Но, пилигрим, говорить с букашками, исцелять животных и прясть шнуры он больше не хотел, и никто не понимал почему, однако новоиспеченные мандрагорцы уже поняли, как обстоят дела со святым, после того, как он на целую неделю приручил лесных зверей. Примерно в то время вокруг него начали собираться ученики. Где бы ни находился Тауш, рядом появлялась стайка мальчиков в возрасте от десяти до восемнадцати лет, которые с ним вместе трудились, отдыхали, беседовали —
но о чем, то было известно наверняка лишь им одним. Большей частью ученики сооружали для себя землянки, чтобы уединяться в них и как можно лучше служить святому Таушу.
Но вот однажды люди снова заговорили о Тауше плохо, обвиняя его в колдовстве. Случилось это в тот день, когда мать одного из учеников в слезах прибежала к старейшинам Мандрагоры и сказала, что видела сына в лесу, где он разговаривал со своим дедушкой.
– Ну и что? – спросили старейшины. – Что в этом такого? И почему это значит, что наш Тауш занимается колдовством?
– Но, почтенные мужи, – ответила женщина, всхлипывая, – вы забыли, что его дед, то есть мой отец, вот уже семь лет как умер?
Старейшины решили, что она тронулась умом, и хотели то ли вышвырнуть ее, то ли поручить кому-нибудь о ней позаботиться, но тут начали приходить другие и говорить, что тоже видели, как ученики разговаривают с дедушками и бабушками, дядями, отцами – с мертвецами! Только вот они раньше боялись о таком рассказывать, потому что – ведь так, пилигрим? – разве можно вести подобные речи и не услышать в ответ обвинения в том, что у тебя не все дома? Собрание почтенных мужей, узнав о происходящем вокруг Тауша, решило узнать побольше от учеников, и потому им велели предстать перед старейшинами.

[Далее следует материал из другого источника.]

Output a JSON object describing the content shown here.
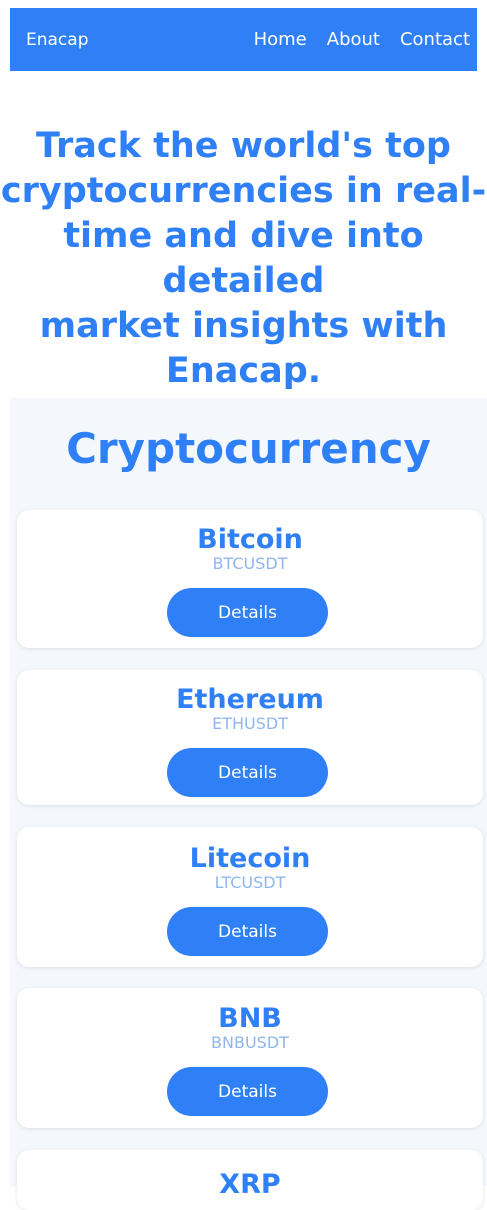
{
  "navbar": {
    "brand": "Enacap",
    "links": [
      "Home",
      "About",
      "Contact"
    ]
  },
  "hero": {
    "lines": [
      "Track the world's top",
      "cryptocurrencies in real-",
      "time and dive into detailed",
      "market insights with",
      "Enacap."
    ]
  },
  "section": {
    "title": "Cryptocurrency"
  },
  "cards": [
    {
      "name": "Bitcoin",
      "symbol": "BTCUSDT",
      "button": "Details"
    },
    {
      "name": "Ethereum",
      "symbol": "ETHUSDT",
      "button": "Details"
    },
    {
      "name": "Litecoin",
      "symbol": "LTCUSDT",
      "button": "Details"
    },
    {
      "name": "BNB",
      "symbol": "BNBUSDT",
      "button": "Details"
    },
    {
      "name": "XRP"
    }
  ],
  "colors": {
    "primary": "#2f80f7",
    "symbol": "#8fb6f0",
    "section_bg": "#f4f8fc"
  }
}
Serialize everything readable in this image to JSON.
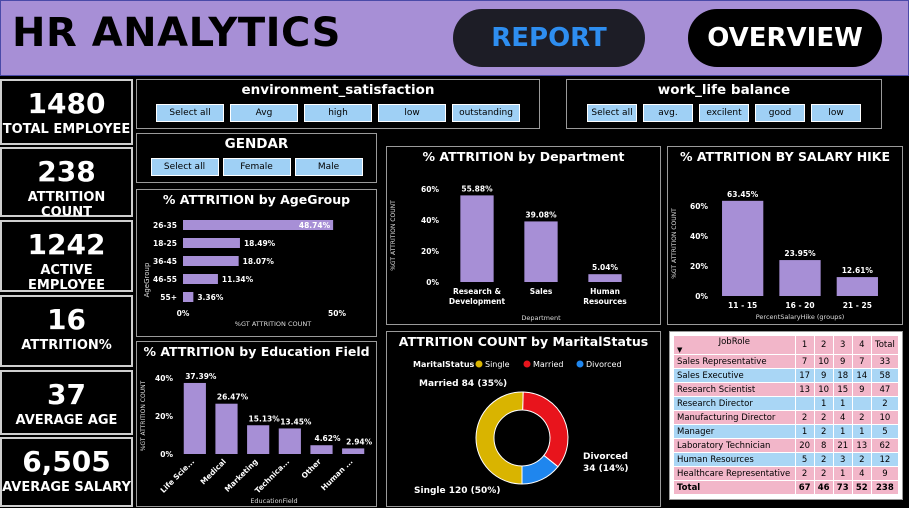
{
  "header": {
    "title": "HR ANALYTICS",
    "report_label": "REPORT",
    "overview_label": "OVERVIEW"
  },
  "kpis": [
    {
      "value": "1480",
      "label": "TOTAL EMPLOYEE"
    },
    {
      "value": "238",
      "label": "ATTRITION COUNT"
    },
    {
      "value": "1242",
      "label": "ACTIVE EMPLOYEE"
    },
    {
      "value": "16",
      "label": "ATTRITION%"
    },
    {
      "value": "37",
      "label": "AVERAGE AGE"
    },
    {
      "value": "6,505",
      "label": "AVERAGE SALARY"
    }
  ],
  "slicers": {
    "env": {
      "title": "environment_satisfaction",
      "options": [
        "Select all",
        "Avg",
        "high",
        "low",
        "outstanding"
      ]
    },
    "wlb": {
      "title": "work_life balance",
      "options": [
        "Select all",
        "avg.",
        "excilent",
        "good",
        "low"
      ]
    },
    "gender": {
      "title": "GENDAR",
      "options": [
        "Select all",
        "Female",
        "Male"
      ]
    }
  },
  "colors": {
    "bar": "#a78fd6",
    "single": "#d9b400",
    "married": "#e8141c",
    "divorced": "#1f86ee",
    "header_bg": "#a78fd6",
    "report_text": "#2e8ef0"
  },
  "chart_data": [
    {
      "id": "age",
      "type": "bar",
      "orientation": "horizontal",
      "title": "% ATTRITION by AgeGroup",
      "xlabel": "%GT ATTRITION COUNT",
      "ylabel": "AgeGroup",
      "categories": [
        "26-35",
        "18-25",
        "36-45",
        "46-55",
        "55+"
      ],
      "values": [
        48.74,
        18.49,
        18.07,
        11.34,
        3.36
      ],
      "data_labels": [
        "48.74%",
        "18.49%",
        "18.07%",
        "11.34%",
        "3.36%"
      ],
      "xlim": [
        0,
        50
      ],
      "ticks": [
        "0%",
        "50%"
      ]
    },
    {
      "id": "dept",
      "type": "bar",
      "title": "% ATTRITION by Department",
      "xlabel": "Department",
      "ylabel": "%GT ATTRITION COUNT",
      "categories": [
        "Research & Development",
        "Sales",
        "Human Resources"
      ],
      "category_lines": [
        [
          "Research &",
          "Development"
        ],
        [
          "Sales"
        ],
        [
          "Human",
          "Resources"
        ]
      ],
      "values": [
        55.88,
        39.08,
        5.04
      ],
      "data_labels": [
        "55.88%",
        "39.08%",
        "5.04%"
      ],
      "ylim": [
        0,
        60
      ],
      "ticks": [
        "0%",
        "20%",
        "40%",
        "60%"
      ]
    },
    {
      "id": "hike",
      "type": "bar",
      "title": "% ATTRITION BY SALARY HIKE",
      "xlabel": "PercentSalaryHike (groups)",
      "ylabel": "%GT ATTRITION COUNT",
      "categories": [
        "11 - 15",
        "16 - 20",
        "21 - 25"
      ],
      "values": [
        63.45,
        23.95,
        12.61
      ],
      "data_labels": [
        "63.45%",
        "23.95%",
        "12.61%"
      ],
      "ylim": [
        0,
        70
      ],
      "ticks": [
        "0%",
        "20%",
        "40%",
        "60%"
      ]
    },
    {
      "id": "edu",
      "type": "bar",
      "title": "% ATTRITION by Education Field",
      "xlabel": "EducationField",
      "ylabel": "%GT ATTRITION COUNT",
      "categories": [
        "Life Scie...",
        "Medical",
        "Marketing",
        "Technica...",
        "Other",
        "Human ..."
      ],
      "values": [
        37.39,
        26.47,
        15.13,
        13.45,
        4.62,
        2.94
      ],
      "data_labels": [
        "37.39%",
        "26.47%",
        "15.13%",
        "13.45%",
        "4.62%",
        "2.94%"
      ],
      "ylim": [
        0,
        40
      ],
      "ticks": [
        "0%",
        "20%",
        "40%"
      ]
    },
    {
      "id": "marital",
      "type": "pie",
      "donut": true,
      "title": "ATTRITION COUNT by MaritalStatus",
      "legend_title": "MaritalStatus",
      "slices": [
        {
          "name": "Single",
          "value": 120,
          "label": "Single 120 (50%)"
        },
        {
          "name": "Married",
          "value": 84,
          "label": "Married 84 (35%)"
        },
        {
          "name": "Divorced",
          "value": 34,
          "label_lines": [
            "Divorced",
            "34 (14%)"
          ]
        }
      ]
    },
    {
      "id": "jobrole",
      "type": "table",
      "columns": [
        "JobRole",
        "1",
        "2",
        "3",
        "4",
        "Total"
      ],
      "rows": [
        [
          "Sales Representative",
          "7",
          "10",
          "9",
          "7",
          "33"
        ],
        [
          "Sales Executive",
          "17",
          "9",
          "18",
          "14",
          "58"
        ],
        [
          "Research Scientist",
          "13",
          "10",
          "15",
          "9",
          "47"
        ],
        [
          "Research Director",
          "",
          "1",
          "1",
          "",
          "2"
        ],
        [
          "Manufacturing Director",
          "2",
          "2",
          "4",
          "2",
          "10"
        ],
        [
          "Manager",
          "1",
          "2",
          "1",
          "1",
          "5"
        ],
        [
          "Laboratory Technician",
          "20",
          "8",
          "21",
          "13",
          "62"
        ],
        [
          "Human Resources",
          "5",
          "2",
          "3",
          "2",
          "12"
        ],
        [
          "Healthcare Representative",
          "2",
          "2",
          "1",
          "4",
          "9"
        ]
      ],
      "total": [
        "Total",
        "67",
        "46",
        "73",
        "52",
        "238"
      ]
    }
  ]
}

Мальчики оказались не очень-то разговорчивы: они уже начали перенимать у Тауша привычку много молчать и говорить только тогда, когда это действительно необходимо. Из учеников не удалось извлечь ничего особенного, так что их оставили в покое. Старейшины Мандрагоры решили сами обратиться к святому и отправились искать его по окрестностям. Нашли в лесу, где он мыл лицо и голову в ручье. Подождали, пока закончит, и сказали:
– Святой, давай присядем вон на тот пень и поговорим.
Так и сделали. Говорили они долго, и старейшины никому не рассказали, о чем беседовали со святым Таушем в тот день в лесу, но в Мандрагору они вернулись всего с двумя новостями: известием и приказом. Хочешь знать, какими именно? Слушай.
Известие оказалось недобрым, ибо святой поведал старейшинам, что скоро в городе поселится зло, и потому Тауш с учениками собираются обосноваться в лесу. Не будем бояться, решили старейшины, мы не одиноки. А приказ? Почтенные мужи велели всем собраться и общими усилиями возвести в сердце Мандрагоры зал для собраний и судов.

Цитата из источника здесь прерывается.